Solid-state NMR of Het-s fibrils formed in the presence and absence of GroEL. Comparison of 1D [¹H, ¹³C] CP-MAS (A) and [¹H, ¹³C] INEPT-MAS (B) spectra of Het-s fibrils formed in the absence (blue) and presence (red) of GroEL. Insets shows the structure of a Het-s(218–289) fibril (PDB ID code 2RNM; ref. 8) with the rigid portions colored in dark gray (A) and the mobile tails and loops in orange (B). (C) Comparison of 2D [¹H,¹³C] INEPT-MAS spectra of Het-s fibrils formed in the absence (blue) and presence (red) of GroEL. The 1D CP-based spectra (A) overlap perfectly showing that the rigid segments (dark gray) of the Het-s(218–289) fibrils have the same overall structure in presence and absence of GroEL, confirmed by the 2D [¹³C,¹³C] Dipolar Assisted Rotational Resonance (DARR) spectra shown in Fig. S6). There are large differences in peak intensities in the INEPT-based experiments (B and C) indicating differences in the mobile portions of the fibrils upon GroEL binding. Cross-peaks of Het-s fibrils with significant chemical shift differences in the presence and absence of GroEL, together with assignments in terms of residue/atom type probabilities (31), are indicated.
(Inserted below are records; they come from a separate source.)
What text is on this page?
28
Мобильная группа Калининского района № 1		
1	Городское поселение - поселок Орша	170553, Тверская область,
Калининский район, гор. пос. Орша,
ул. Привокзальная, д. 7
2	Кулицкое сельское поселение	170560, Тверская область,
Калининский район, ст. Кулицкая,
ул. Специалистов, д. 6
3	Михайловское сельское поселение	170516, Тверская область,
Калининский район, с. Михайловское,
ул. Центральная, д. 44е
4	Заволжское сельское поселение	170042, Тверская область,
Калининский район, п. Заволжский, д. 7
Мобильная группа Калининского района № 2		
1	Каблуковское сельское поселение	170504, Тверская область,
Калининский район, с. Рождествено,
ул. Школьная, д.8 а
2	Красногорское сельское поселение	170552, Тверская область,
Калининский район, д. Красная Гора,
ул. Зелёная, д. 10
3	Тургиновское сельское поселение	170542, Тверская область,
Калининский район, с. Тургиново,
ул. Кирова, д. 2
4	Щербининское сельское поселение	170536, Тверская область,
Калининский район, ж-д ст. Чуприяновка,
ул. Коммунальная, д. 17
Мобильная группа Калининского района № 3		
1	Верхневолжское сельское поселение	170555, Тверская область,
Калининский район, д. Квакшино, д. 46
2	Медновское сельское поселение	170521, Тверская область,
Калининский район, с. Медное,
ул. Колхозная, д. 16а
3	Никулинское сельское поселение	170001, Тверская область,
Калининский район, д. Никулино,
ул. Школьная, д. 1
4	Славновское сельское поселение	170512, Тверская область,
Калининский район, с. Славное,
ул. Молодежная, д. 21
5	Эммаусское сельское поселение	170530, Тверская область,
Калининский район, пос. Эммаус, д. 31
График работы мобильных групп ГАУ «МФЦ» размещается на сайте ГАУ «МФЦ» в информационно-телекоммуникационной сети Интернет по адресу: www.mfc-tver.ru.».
One hundred micromolar monomeric Het-s(218–289) was fibrilized at room temperature under quiescent conditions in the absence and presence of 100 μM (in subunits) GroEL.

Fig. S6.

Comparison of 2D CP-MAS ¹³C/¹³C DARR correlation spectra of Het-s fibrils obtained in the absence (blue) and presence (red) of GroEL. During the 30-ms DARR mixing time, magnetization is transferred between adjacent ¹³C atoms by spin diffusion arising from ¹³C-¹³C dipolar couplings. Fibrilization of 100 μM Het-s(218–289) in the absence or presence of 100 μM (in subunits) GroEL was performed over a period of 3 wk at room temperature under quiescent conditions.

Fig. S7.

Global aliphatic ¹H (A) and ¹³C transverse (B) relaxation rates (T₂) of Het-s(218–289) fibrils formed in the absence (blue) and presence (red) of GroEL. ¹H-T₂ values are 24.7 ± 0.1 and 16.8 ± 0.1 ms for fibrils formed in the absence and presence of GroEL, respectively; the corresponding ¹³C-T₂ values are 4.8 ± 0.1 and 3.9 ± 0.2 ms, respectively. Het-s fibrils were obtained by fibrilization of 100 μM Het-s monomer at room temperature for 3 wk under quiescent conditions in the absence and presence of 100 μM (in subunits) GroEL.